I was genuinely afraid the driver of the car was putting him or herself (and others) at risk because of his or her own skittishness and uncertainty.
Eventually, the driver found clarity, made a choice, and we each found our way forward.
Has this situation ever happened to you? If not with a squirrel or a car in front of you, maybe in real life? Were you the squirrel? Or, were you in the car trying to let the squirrel get across to the other side?
Getting across to the other side of things, making decisions, initiating big changes…all super scary. These things call for some hesitation. Demand it, even. Fear, anxiety, weighing options, looking at the danger (or car) dead in the eye for a moment before committing…all normal.
NOT to stop, look both ways, and consider the costs would be folly. A lack of wisdom. A sign of immaturity and a lack of impulse control.
But, friend? May I suggest something? It isn’t the transition, decision or change that is causing you as much danger as you think it is.
It is your indecision.
Your dangerous straddling of the middle ground.
Your anxiety both causes and is perpetuated by this space…this middle of the road space where you are soon to become a splat on the pavement…as well as cause harm to those following you.
I am sure it is a BIG deal. I am sure it is scary. I am sure your life is about to change.
I am also sure that you can be ok. No matter what.
I don’t have a crystal ball to see the future or a magic wand to create certainty, but I do know something about the survival instincts and resiliency of human beings.
For you religious types out there. I love you. You are my people. But, listen, friend. LISTEN. You have got to stop allowing your image of God to jam you up into misery.
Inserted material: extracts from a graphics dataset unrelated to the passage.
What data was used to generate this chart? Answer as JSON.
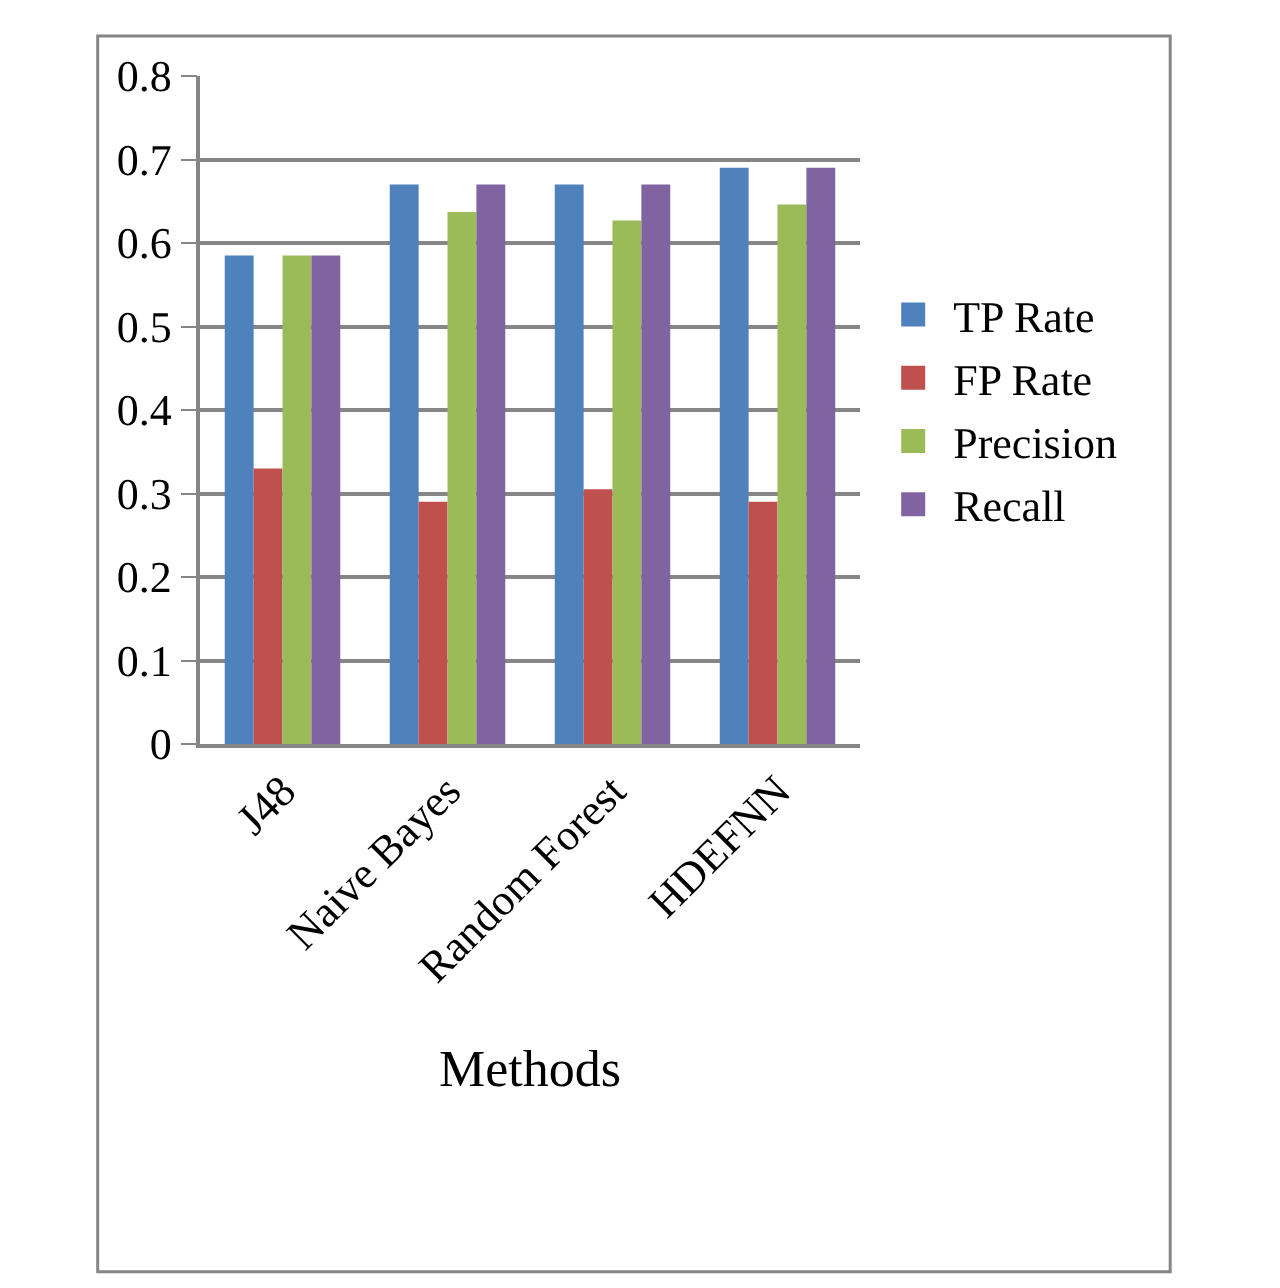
{
  "chart_data": {
    "type": "bar",
    "xlabel": "Methods",
    "categories": [
      "J48",
      "Naive Bayes",
      "Random Forest",
      "HDEFNN"
    ],
    "series": [
      {
        "name": "TP Rate",
        "color": "#4f81bd",
        "values": [
          0.585,
          0.67,
          0.67,
          0.69
        ]
      },
      {
        "name": "FP Rate",
        "color": "#c0504d",
        "values": [
          0.33,
          0.29,
          0.305,
          0.29
        ]
      },
      {
        "name": "Precision",
        "color": "#9bbb59",
        "values": [
          0.585,
          0.637,
          0.627,
          0.646
        ]
      },
      {
        "name": "Recall",
        "color": "#8064a2",
        "values": [
          0.585,
          0.67,
          0.67,
          0.69
        ]
      }
    ],
    "ylim": [
      0,
      0.8
    ],
    "yticks": [
      0,
      0.1,
      0.2,
      0.3,
      0.4,
      0.5,
      0.6,
      0.7,
      0.8
    ],
    "grid": "y",
    "legend": "right"
  }
}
God has always been a co-creator. One of my favorite theologians, Dr. Chris Green, has reminded me on more than one occasion: “Emily, God is infinitely creative. The Spirit has solutions or paths of which you have not dreamed.”
Sometimes, I wonder if God, too, is waiting patiently for you to cross the street…patiently waiting to know which direction or decision you choose so the Spirit can get back to working alongside of you on crafting this gorgeous, complex story known as your life.
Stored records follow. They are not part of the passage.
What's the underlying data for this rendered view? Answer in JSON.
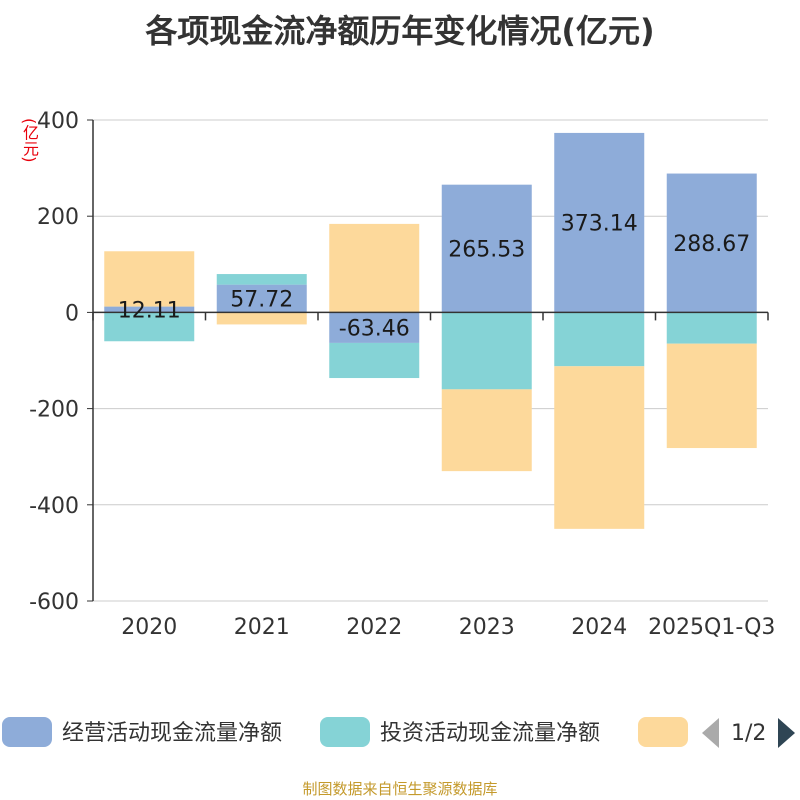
{
  "title": "各项现金流净额历年变化情况(亿元)",
  "unit_label": "(亿元)",
  "source": "制图数据来自恒生聚源数据库",
  "legend": {
    "items": [
      {
        "name": "经营活动现金流量净额",
        "color": "#8eacd9"
      },
      {
        "name": "投资活动现金流量净额",
        "color": "#85d3d6"
      },
      {
        "name": "",
        "color": "#fdd99b"
      }
    ],
    "page_text": "1/2"
  },
  "chart_data": {
    "type": "bar",
    "stacked": true,
    "categories": [
      "2020",
      "2021",
      "2022",
      "2023",
      "2024",
      "2025Q1-Q3"
    ],
    "series": [
      {
        "name": "经营活动现金流量净额",
        "color": "#8eacd9",
        "values": [
          12.11,
          57.72,
          -63.46,
          265.53,
          373.14,
          288.67
        ],
        "labels": [
          "12.11",
          "57.72",
          "-63.46",
          "265.53",
          "373.14",
          "288.67"
        ]
      },
      {
        "name": "投资活动现金流量净额",
        "color": "#85d3d6",
        "values": [
          -60,
          22,
          -73,
          -160,
          -112,
          -65
        ]
      },
      {
        "name": "",
        "color": "#fdd99b",
        "values": [
          115,
          -25,
          184,
          -170,
          -338,
          -217
        ]
      }
    ],
    "ylim": [
      -600,
      400
    ],
    "yticks": [
      -600,
      -400,
      -200,
      0,
      200,
      400
    ],
    "ylabel": "(亿元)",
    "grid": true
  }
}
Stupid squirrel. I have been stupid, too. Anxious. Perfectionistic. Indecisive. Skittish. Fearful. Paralyzed by the pressure of actually taking responsibility for my life. And, me being squirrelly? It hurt myself as well others around me.
Don’t be squirrelly, friend. You are much too cute and playful and hardworking for that business.
Nope. No crystal ball here. No magic wand either, but you know what? I do know one thing.
No matter which side you choose? No matter which direction you take? God will be there.